1969 gab es einen großen Brand in der Lederfabrik. Danach riss man die Gebäude auf der Nordseite der Wickrathberger Straße ab. Heute ist nur das Hauptgebäude der Lederwerke erhalten. Es steht seit dem 17. September 1991 in der Denkmalliste der Stadt Mönchengladbach.

Das Foto in der Wasserwerkstatt zeigt die mühsame Arbeit vom Reinigen und schaben der Häute. Durch das Entfleischen und schaben wird das noch anhaftende Unterhautbindegewebe und das Muskelgewebe samt noch eingebetteten Blutadern von den Häuten entfernt. Daneben sieht man die Weiterverarbeitung durch das Spalten von Rinderhäuten. Fotos aus 100 Jahre Wickrather Leder 

Die Schlossmühle war ursprünglich eine Kornmühle, später Ölmühle. 1363 wird sie erstmals erwähnt. Lange Jahre gehörte sie zum Besitz des Grafen von Quadt. Im Jahre 1860 erwarb Zacharias Spier die Mühle, um für seine Gerberei Lohe zu mahlen. Foto Wilhelm Kuhlen
Auf dem nebenstehenden Holzstich von H. Groner sieht man die Lohmühle als Idylle unter dem Titel Malerwinkel um 1935. Abb. HuVV Wickrath

Der Lohgerber lockt den Besucher in den Schlosspark.
Der Lohgerber lockt den
Besucher in den Schlosspark.

Parallel zur Euroga 2002 wurde vom Niersverband das Projekt „Re-Naturierung der Niers“durchgeführt. Das Niersbett wurde in Wickrathberg ab der stillgelegten Kläranlage ins Karotte-Bett verlegt. Bis zur Fischzucht Peschkes wurde die Niers kanalisiert. Der Platanen-Weg zwischen der Tankstelle Barten und dem Gelände der Wickrather Lederfabrik Spier wurde zum neuen Flussbett ausgearbeitet. Die Niers läuft jetzt unter der neu erbauten Brücke in den Schlosspark. Ein Teil des Teichs der Halbinsel wurde dafür aufwendig abgeteilt.
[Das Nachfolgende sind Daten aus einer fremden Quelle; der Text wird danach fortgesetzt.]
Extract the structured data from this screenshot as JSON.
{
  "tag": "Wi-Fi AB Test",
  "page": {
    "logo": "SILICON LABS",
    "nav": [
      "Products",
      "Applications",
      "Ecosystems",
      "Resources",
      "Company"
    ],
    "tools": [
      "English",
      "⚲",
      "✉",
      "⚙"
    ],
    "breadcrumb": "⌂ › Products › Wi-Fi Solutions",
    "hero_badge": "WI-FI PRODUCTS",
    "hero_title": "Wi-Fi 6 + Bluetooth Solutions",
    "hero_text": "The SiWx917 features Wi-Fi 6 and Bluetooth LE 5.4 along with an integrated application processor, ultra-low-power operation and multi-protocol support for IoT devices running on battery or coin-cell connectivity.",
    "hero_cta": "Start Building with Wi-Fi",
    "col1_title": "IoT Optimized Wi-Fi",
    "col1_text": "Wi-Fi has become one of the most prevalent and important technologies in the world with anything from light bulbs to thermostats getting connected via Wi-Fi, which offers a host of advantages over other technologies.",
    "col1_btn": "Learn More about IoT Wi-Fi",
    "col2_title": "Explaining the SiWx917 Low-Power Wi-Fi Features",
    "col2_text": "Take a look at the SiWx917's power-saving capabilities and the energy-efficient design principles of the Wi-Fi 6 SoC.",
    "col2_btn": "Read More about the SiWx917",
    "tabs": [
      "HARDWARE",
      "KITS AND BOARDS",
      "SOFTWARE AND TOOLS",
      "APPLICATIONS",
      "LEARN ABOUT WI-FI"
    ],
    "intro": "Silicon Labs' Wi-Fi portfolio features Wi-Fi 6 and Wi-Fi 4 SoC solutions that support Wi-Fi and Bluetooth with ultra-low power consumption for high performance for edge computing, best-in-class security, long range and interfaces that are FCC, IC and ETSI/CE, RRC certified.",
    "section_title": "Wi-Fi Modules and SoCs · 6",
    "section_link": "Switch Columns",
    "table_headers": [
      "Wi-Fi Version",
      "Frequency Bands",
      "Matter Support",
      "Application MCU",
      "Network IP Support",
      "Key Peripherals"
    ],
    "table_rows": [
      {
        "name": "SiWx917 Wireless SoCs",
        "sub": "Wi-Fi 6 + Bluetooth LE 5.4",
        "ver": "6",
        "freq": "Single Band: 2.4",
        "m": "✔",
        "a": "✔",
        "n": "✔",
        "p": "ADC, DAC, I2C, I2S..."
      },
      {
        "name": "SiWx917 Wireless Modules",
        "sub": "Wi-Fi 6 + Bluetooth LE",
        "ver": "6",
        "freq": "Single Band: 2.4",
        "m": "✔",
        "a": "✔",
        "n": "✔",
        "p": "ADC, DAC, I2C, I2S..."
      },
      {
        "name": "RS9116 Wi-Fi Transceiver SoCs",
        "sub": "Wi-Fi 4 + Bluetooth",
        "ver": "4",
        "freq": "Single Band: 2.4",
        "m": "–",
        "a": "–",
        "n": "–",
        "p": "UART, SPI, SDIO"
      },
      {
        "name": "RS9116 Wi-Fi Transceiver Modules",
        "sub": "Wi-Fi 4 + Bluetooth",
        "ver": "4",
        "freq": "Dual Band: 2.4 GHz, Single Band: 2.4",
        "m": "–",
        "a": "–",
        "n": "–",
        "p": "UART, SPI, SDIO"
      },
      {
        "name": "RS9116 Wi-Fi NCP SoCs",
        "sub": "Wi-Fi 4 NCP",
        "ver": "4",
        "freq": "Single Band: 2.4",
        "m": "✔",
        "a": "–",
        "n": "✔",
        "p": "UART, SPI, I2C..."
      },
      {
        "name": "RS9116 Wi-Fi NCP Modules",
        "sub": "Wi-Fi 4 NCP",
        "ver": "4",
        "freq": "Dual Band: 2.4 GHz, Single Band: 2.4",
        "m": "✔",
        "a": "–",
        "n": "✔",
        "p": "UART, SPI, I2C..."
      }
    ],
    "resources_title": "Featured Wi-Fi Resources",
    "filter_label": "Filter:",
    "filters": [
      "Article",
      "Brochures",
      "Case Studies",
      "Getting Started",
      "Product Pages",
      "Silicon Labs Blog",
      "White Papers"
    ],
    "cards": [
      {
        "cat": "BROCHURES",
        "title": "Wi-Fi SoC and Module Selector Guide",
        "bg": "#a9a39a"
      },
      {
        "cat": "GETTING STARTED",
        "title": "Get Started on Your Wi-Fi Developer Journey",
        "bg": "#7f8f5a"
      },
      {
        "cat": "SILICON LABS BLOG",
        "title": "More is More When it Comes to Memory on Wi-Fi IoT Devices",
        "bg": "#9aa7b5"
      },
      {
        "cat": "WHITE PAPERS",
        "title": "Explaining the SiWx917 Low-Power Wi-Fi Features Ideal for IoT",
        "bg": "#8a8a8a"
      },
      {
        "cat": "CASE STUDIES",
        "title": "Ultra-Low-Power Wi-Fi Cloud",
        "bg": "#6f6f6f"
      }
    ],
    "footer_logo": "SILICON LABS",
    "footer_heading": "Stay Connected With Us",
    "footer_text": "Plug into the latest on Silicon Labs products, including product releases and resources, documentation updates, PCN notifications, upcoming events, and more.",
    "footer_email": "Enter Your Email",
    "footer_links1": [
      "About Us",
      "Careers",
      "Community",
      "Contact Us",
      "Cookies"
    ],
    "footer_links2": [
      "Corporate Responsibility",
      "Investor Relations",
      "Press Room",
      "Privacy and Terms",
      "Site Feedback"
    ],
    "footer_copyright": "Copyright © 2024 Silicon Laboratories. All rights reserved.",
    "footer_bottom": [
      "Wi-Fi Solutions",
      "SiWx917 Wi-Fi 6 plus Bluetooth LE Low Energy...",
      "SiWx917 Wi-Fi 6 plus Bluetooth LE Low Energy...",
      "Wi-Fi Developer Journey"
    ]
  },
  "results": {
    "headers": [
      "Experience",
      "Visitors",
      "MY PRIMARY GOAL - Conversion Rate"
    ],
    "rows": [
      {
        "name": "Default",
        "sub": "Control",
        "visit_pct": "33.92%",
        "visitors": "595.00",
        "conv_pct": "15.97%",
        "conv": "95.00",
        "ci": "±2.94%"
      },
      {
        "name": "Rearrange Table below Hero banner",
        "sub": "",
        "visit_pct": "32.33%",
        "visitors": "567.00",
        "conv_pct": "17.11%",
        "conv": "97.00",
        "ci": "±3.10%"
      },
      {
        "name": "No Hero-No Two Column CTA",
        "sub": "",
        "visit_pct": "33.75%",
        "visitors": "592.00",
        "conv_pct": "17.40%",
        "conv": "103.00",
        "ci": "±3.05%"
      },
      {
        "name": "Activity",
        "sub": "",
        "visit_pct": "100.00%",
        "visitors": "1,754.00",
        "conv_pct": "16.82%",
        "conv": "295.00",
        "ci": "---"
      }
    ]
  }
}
Der Künstler Enrico George hebt mit der Skulptur des Gerbers und der am gegenüberliegenden Ufer stehenden Wasserträgerin, die Niers und deren Wasser als Voraussetzung für die Lohgerberei in Wickrath hervor.

Niederrheinisches Freilichtmuseum

Hier wird der Übergang der Gerberei vom Handwerk zur industriellen Fertigung mit den Maschinen und Gerätschaften aus den 1960er-Jahren gezeigt. Die komplette Anlage stammt von der Gerberei Bremer aus Moers.